Keeping up with the likes of Lambert is no easy task. But I gather you’ve raced your whole Premier League career with just one bike per season… “It must be some sort of record! I’ve only had one new speedway bike in my whole career.

“I turn up to every track and every meeting with one working bike,

and I’ve seen it all. I’ve seen some people with three bikes. I ride the same bike at Lakeside that I would at Peterborough.

“I’ve probably done all right in that sense. I haven’t had the best of equipment, but I’ve got through British speedway with one bike and had a couple of decent years along the way, so it’s something different.”

Were you ever concerned about how you’d cope if you broke down or wrote off your bike? “I’ve been lucky enough that my engines have always been pretty good. Peter Carr has always done my engines and if you look back at my record, I haven’t had many engine failures. I can pretty much rule that out.

“As far as big crashes are concerned, I usually make it a decent one, which would be me out for the meeting anyway!

“I have always been lucky enough to be good mates with my team-mates. Worst case scenario, I can always jump on someone’s bike if I need to finish a meeting.”

Maybe it’s a cost saving other riders could consider? “Don’t get me wrong; I wouldn’t recommend it! But I’ve seen so many riders with two or three really nice bikes go out in one race, have a bad one and swap bikes. They ride on the other bike and end up on the one they rode at the start.

“If you only have one bike and one really good engine, you have no choice; you make it work from the start of the meeting until the end.

“I’m really familiar with that bike. I know everything on it. It’s the best bike I can build. I haven’t had many breakdowns or things falling off it. Doing it with one bike has worked for me.”

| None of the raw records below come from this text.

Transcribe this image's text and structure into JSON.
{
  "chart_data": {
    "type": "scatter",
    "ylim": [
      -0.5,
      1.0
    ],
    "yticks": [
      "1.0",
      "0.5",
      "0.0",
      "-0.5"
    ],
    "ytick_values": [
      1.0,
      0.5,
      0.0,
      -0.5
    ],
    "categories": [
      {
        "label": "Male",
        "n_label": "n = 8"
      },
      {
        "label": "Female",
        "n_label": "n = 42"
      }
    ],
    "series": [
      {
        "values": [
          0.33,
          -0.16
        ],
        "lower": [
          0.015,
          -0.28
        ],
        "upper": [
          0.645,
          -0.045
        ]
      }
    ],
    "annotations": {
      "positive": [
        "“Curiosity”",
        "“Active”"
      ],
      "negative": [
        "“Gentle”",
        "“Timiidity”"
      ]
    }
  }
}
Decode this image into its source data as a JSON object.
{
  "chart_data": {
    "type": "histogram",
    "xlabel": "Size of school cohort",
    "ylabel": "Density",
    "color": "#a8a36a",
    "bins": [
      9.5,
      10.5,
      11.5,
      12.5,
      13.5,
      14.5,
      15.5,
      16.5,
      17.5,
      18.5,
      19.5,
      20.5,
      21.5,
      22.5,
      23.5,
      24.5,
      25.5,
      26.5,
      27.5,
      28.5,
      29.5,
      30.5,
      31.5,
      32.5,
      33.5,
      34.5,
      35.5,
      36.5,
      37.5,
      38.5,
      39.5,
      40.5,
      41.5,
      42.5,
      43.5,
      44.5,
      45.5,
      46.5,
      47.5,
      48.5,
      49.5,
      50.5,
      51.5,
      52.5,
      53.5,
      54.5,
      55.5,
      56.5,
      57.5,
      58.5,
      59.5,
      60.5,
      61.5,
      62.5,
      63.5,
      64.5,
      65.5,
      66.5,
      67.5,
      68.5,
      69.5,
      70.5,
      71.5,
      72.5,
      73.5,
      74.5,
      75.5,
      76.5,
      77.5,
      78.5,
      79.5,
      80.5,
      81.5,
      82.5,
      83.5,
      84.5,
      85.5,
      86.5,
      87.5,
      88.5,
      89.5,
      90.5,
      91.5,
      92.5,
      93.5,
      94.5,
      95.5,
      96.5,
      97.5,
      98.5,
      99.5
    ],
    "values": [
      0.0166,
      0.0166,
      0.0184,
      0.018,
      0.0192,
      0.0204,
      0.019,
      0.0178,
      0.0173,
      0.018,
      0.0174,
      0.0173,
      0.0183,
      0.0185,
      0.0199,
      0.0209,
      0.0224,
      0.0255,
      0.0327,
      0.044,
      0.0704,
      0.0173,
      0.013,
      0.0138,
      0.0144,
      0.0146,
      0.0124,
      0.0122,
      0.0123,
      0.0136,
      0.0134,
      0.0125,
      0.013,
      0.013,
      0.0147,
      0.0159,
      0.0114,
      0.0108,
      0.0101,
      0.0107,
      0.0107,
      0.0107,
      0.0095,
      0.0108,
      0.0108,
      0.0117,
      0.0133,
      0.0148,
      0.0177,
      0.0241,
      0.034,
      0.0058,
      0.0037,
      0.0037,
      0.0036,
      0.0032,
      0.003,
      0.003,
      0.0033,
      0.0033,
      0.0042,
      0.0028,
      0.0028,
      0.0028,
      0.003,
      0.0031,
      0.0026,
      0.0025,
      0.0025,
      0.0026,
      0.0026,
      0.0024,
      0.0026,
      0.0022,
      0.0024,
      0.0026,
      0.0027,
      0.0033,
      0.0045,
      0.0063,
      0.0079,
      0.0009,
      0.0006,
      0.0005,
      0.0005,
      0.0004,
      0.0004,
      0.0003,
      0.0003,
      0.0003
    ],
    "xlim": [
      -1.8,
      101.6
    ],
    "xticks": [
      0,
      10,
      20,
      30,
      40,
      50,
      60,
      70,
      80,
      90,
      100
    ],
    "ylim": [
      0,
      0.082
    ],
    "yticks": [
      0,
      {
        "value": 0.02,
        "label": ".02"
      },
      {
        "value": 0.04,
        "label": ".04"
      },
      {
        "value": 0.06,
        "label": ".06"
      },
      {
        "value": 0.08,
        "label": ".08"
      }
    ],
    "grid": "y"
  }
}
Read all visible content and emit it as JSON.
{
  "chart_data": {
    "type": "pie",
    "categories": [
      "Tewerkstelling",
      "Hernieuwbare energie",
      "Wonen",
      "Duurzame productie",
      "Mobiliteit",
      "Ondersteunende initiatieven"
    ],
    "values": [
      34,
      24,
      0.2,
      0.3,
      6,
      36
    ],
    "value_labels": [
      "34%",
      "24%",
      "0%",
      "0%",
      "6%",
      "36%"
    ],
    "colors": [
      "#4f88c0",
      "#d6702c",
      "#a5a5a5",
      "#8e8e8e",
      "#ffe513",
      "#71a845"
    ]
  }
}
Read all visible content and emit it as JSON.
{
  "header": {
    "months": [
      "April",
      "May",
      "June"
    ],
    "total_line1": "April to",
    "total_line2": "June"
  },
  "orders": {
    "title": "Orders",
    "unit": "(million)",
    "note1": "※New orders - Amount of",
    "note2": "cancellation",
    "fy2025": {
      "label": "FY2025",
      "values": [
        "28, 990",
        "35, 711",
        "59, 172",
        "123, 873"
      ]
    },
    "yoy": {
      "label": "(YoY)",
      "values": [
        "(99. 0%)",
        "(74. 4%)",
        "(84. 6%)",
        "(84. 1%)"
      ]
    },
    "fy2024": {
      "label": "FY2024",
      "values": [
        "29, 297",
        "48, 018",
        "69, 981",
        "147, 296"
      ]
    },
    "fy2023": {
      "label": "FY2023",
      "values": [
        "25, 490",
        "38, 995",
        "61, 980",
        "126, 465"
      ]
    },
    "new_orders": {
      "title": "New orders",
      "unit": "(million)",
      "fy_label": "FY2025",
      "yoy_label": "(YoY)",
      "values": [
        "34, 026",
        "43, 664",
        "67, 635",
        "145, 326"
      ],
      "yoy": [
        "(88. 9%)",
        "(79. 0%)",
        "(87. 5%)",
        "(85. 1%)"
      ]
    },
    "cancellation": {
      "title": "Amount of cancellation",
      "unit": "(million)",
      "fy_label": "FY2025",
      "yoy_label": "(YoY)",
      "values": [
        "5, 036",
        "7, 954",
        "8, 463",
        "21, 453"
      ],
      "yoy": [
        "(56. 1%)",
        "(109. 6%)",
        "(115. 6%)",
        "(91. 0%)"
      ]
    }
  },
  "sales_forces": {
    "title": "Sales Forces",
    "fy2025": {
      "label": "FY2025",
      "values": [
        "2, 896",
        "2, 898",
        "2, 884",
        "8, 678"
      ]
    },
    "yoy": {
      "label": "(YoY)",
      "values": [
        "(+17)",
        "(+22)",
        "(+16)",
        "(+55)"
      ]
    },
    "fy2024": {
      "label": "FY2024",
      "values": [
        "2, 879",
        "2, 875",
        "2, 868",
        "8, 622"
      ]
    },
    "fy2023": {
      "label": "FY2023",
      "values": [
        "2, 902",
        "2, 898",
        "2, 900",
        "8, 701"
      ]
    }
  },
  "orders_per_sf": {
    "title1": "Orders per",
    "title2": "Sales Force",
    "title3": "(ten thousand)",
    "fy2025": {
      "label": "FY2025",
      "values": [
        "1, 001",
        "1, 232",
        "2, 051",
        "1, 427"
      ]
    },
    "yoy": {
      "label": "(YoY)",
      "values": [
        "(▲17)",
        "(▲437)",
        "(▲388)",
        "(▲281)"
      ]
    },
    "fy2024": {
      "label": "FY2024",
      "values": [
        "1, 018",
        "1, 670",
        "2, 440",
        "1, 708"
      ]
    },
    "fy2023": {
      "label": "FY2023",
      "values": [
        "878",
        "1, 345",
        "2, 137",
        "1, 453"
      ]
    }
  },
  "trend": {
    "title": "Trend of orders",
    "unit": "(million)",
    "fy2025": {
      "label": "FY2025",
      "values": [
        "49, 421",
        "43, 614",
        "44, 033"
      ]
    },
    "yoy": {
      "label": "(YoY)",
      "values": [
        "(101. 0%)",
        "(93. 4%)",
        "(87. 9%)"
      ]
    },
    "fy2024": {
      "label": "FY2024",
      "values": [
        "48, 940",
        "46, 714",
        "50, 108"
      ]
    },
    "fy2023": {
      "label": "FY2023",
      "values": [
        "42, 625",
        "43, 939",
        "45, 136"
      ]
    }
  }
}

Do you think you could have gone further in the sport or are you content with the career you’ve had? “I think everybody does speedway for different reasons. I’ve always enjoyed it. But from pretty early on, speedway for me was just a better option than working on a building site from nine to five back in Australia.

“I didn’t have fantasies of trying to get to the very top or thinking I would become a World Champion at speedway or get really rich and make loads of money. I’ve done it because I like riding.

“I’ve always liked being in the team, working with team-mates and it’s why I’ve done it for so long.”